“Confessions of an Economic Hit Man” is a book by John Perkins describing his work as a purported economist for a large engineering firm (MAIN) that allegedly colluded with politicians and other such firms to spread America's hegemony as an economic super-power. This was done in part by convincing corrupt political leaders in poor countries to take on onerous loans from the World Bank and other such institutions in the name of development and extracting concessions for the business of American companies in such countries when their loans became difficult to service for them.
The author defines the term “Economic Hit Man” as follows:
Economic hit men (EHMs) are highly-paid professionals who cheat countries around the globe out of trillions of dollars. They funnel money from the World Bank, the U.S. Agency for International Development (USAID), and other foreign “aid” organizations into the coffers of huge corporations and the pockets of a few wealthy families who control the planet's natural resources. Their tools included fraudulent financial reports, rigged elections, payoffs, extortion, sex, and murder. They play a game as old as empire, but one that has taken on new and terrifying dimensions during this time of globalization.
According to the author, the goal of such economic hit men is to further the global empire of corporations, banks and governments (collectively called “corporatocray” by the author, an unwieldy term that he insists on using throughout the book). If a political leader they target turns out to be incorruptible or not pliable, the “jackals” (CIA operatives) are sent in to assassinate them and replace them with a puppet leader, who very often turns out to be a despot. These operations were carried out in all countries that could help further American business interests - from countries in Central and Latin America, to the Middle East and to the Far East.
If a country did not need foreign aid, for example an oil-rich country like Saudi Arabia, America would still convince its leaders to give business to its firms in the name of modernization of the country. Thus money spent on a country, and much more, would eventually come back to America as business profits, whether the money was originally spent on loans to the country or as payments for oil. In recent times with countries like China that export a lot to America, the money still finds its way back to America as China purchases large amounts of American Treasury securities. It helps tremendously that the American dollar is the international reserve currency, since it does not get hit by a country defaulting on a loan or its own obligations on its loans - it can simply print more money to take care of these situations.

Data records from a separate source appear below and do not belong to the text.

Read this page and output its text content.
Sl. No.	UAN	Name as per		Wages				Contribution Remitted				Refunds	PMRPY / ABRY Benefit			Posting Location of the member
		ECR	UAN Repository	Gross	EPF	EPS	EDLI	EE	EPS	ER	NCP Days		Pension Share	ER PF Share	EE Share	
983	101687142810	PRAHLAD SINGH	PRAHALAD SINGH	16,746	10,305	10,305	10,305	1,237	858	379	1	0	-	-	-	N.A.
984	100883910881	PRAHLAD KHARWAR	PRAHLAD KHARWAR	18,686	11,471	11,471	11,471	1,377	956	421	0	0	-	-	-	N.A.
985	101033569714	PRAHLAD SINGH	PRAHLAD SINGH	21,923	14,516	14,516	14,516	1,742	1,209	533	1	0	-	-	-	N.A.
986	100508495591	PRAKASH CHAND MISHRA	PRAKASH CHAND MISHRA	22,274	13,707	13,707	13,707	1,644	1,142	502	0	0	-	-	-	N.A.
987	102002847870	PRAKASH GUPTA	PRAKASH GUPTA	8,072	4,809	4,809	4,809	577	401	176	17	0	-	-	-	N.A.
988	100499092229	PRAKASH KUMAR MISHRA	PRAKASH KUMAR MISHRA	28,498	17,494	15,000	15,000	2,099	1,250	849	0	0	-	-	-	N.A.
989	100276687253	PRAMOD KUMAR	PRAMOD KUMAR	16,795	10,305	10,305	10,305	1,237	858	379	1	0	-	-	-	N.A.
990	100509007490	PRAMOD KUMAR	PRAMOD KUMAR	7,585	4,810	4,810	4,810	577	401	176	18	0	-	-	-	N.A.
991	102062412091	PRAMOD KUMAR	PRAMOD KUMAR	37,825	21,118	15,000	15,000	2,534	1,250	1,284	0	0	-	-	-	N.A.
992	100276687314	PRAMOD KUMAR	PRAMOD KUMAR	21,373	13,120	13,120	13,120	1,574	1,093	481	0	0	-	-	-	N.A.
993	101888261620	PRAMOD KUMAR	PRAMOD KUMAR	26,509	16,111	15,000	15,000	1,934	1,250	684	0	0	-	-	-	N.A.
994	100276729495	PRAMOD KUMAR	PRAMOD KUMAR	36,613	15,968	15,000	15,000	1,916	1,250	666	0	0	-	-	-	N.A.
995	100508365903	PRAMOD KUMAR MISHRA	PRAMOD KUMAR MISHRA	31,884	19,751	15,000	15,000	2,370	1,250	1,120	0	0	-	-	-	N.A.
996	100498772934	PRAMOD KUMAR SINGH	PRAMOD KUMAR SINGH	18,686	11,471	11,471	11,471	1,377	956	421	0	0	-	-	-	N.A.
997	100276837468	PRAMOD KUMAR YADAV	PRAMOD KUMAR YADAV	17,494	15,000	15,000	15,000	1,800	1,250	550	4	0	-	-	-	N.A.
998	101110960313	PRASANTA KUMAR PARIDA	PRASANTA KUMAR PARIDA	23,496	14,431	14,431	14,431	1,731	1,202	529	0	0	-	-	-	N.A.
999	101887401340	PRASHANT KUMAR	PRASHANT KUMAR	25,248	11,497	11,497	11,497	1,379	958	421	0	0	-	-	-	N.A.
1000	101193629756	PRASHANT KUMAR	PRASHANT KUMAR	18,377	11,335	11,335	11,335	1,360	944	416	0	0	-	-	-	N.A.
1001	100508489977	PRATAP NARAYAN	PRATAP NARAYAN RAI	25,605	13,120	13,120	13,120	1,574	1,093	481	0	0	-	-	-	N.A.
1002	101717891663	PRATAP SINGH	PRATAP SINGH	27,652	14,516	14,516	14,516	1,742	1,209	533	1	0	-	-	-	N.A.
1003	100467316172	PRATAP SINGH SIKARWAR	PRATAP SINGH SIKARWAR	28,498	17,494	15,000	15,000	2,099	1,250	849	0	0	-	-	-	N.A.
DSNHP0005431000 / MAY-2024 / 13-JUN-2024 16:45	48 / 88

The problem with this book is that there is nothing startlingly-new that hasn't long been suspected by people upset by the American hegemony of recent times. For those that aren't, there isn't any concrete evidence in the book to convince them otherwise. You are thus most likely to hold the same viewpoint about American business interests as you held before reading this book. The author claims to have written a draft of this book in the early 1980s, but held back from publishing it because of threats and bribes. Now that it has finally been published, it does not contain any revelations that people haven't already been exposed to elsewhere, even in main-stream media outlets like The New York Times. It just seems like a lame attempt on part of the author to redeem the wrongs of the early part of his career by portraying his supposed constant struggle with his conscience during this period and his renunciation of this career-path thereafter.
This doesn't mean that there's no food for thought in this book. The generally-accepted business wisdom of pursuing growth for its own sake without more than a superficial regard for the depletion of natural resources and the impoverishment of millions of people, all for the sake of continually increasing business profits, must be challenged. The abuse of the power vested in a country by virtue of being the sole issuer of the only international reserve currency is something that needs to be checked.